Emekli gazeteci Atasever, aile olarak sanata ilgi duyduklarını ve oyuncu Vildan Atasever’in öz amcası olduğunu belirterek, “Küçük yaştan beri edebiyata meraklıyım, şiirler yazıyordum. Şimdi geçirdiğim rahatsızlık sebebiyle hafızam eskisi gibi değil. Edebiyata olan ilgim dolayısıyla gazetecilik yaptığım yıllarda pek çok kitabı yayına hazırladım. Aşık Sümmani, Pir Sultan Abdal, Aşık Veysel, Erzurumlu Emrah, Aşık Ruhsati, Aşık Reyhani, Murat Çobanoğlu gibi yaklaşık 800 ozanın hayatını ve şiirlerini bir araya getirerek kitaplar hazırladım. Bu çalışmaları para için değil, geleneğin gelecek nesiller tarafından da bilinmesini istediğim için yaptım.” ifadelerini kullandı.

Hekimlerin yoğun bir fizik tedavi süreci ile sağlığına yeniden kavuşabileceğini kendisine ifade ettiklerini belirten Atasever, “Bir tarafım felç olduğu için tekerlekli sandalyeyi tek başıma kullanamıyorum. Bu nedenle akülü bir araca ihtiyacım var.” diyerek bu konuda destek beklediğini kaydetti.
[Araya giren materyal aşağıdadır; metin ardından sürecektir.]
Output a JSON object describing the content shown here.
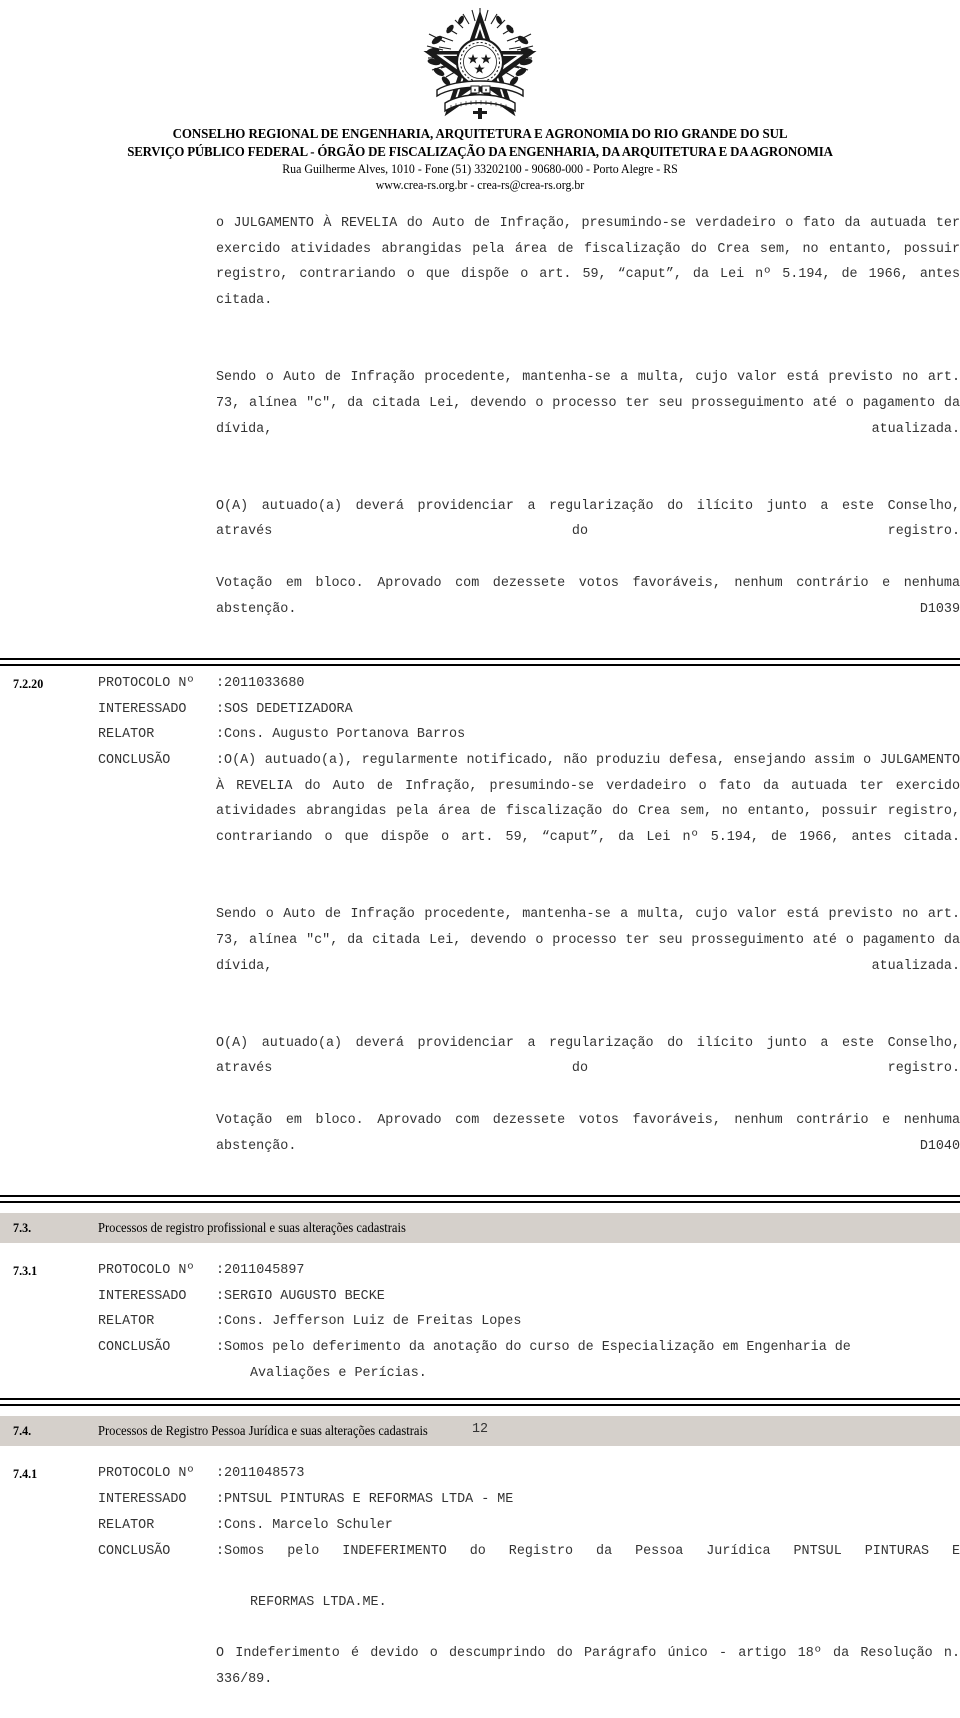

- 'Yaptığımı vicdani bir görev olarak görüyorum'

Pekdemir ise Atasever’i bir komşusu, bir büyüğü olarak sevdiğini belirterek, “Yaptığımı vicdani bir görev olarak görüyorum. Kapıma bir kedi de gelse süt verip onun karnını doyurmaya çalışıyorum.” şeklinde konuştu.

Pekdemir, sözlerini şöyle sürdürdü:

“Bu bir insan yani göremezlikten gelemezsin. Gönül olmadı mı zaten parayla bu işi yaptıramazsın da. Ben diyorum ki ben Mustafa Dayıya bakıyorum Allah-u Teala da anneme, babama bu rahatsızlığı vermesin. Benim annem de tansiyon hastası, babam da şeker hastası onun da her an başına böyle bir şey gelebilir. Belki ben Mustafa Dayıya baktığım için belki benim aileme böyle bir şey vermiyor. Yani ben bir kere el attım Mustafa Dayıya, o attığım eli de yarı yolda bırakmamak için çekmedim. Fizik tedaviye falan gönderiyoruz, yani benim niyetim bir an önce iyileşsin. Bana da muhtaç kalmasın, kendi ayakları üzerinde durabilsin. Yani bizim için bir nevi aileden biri gibi oldu. Benim şimdi iki evim var gibi. Bir kendi evim var, bir de Mustafa Dayının evi var. Şimdi Mustafa Dayının çamaşırları ben yıkıyorum, balkona asıyorum, evinin paspasını yapıyorum. Ondan sonra Mustafa Dayının kıyafetlerini değiştiriyorum.”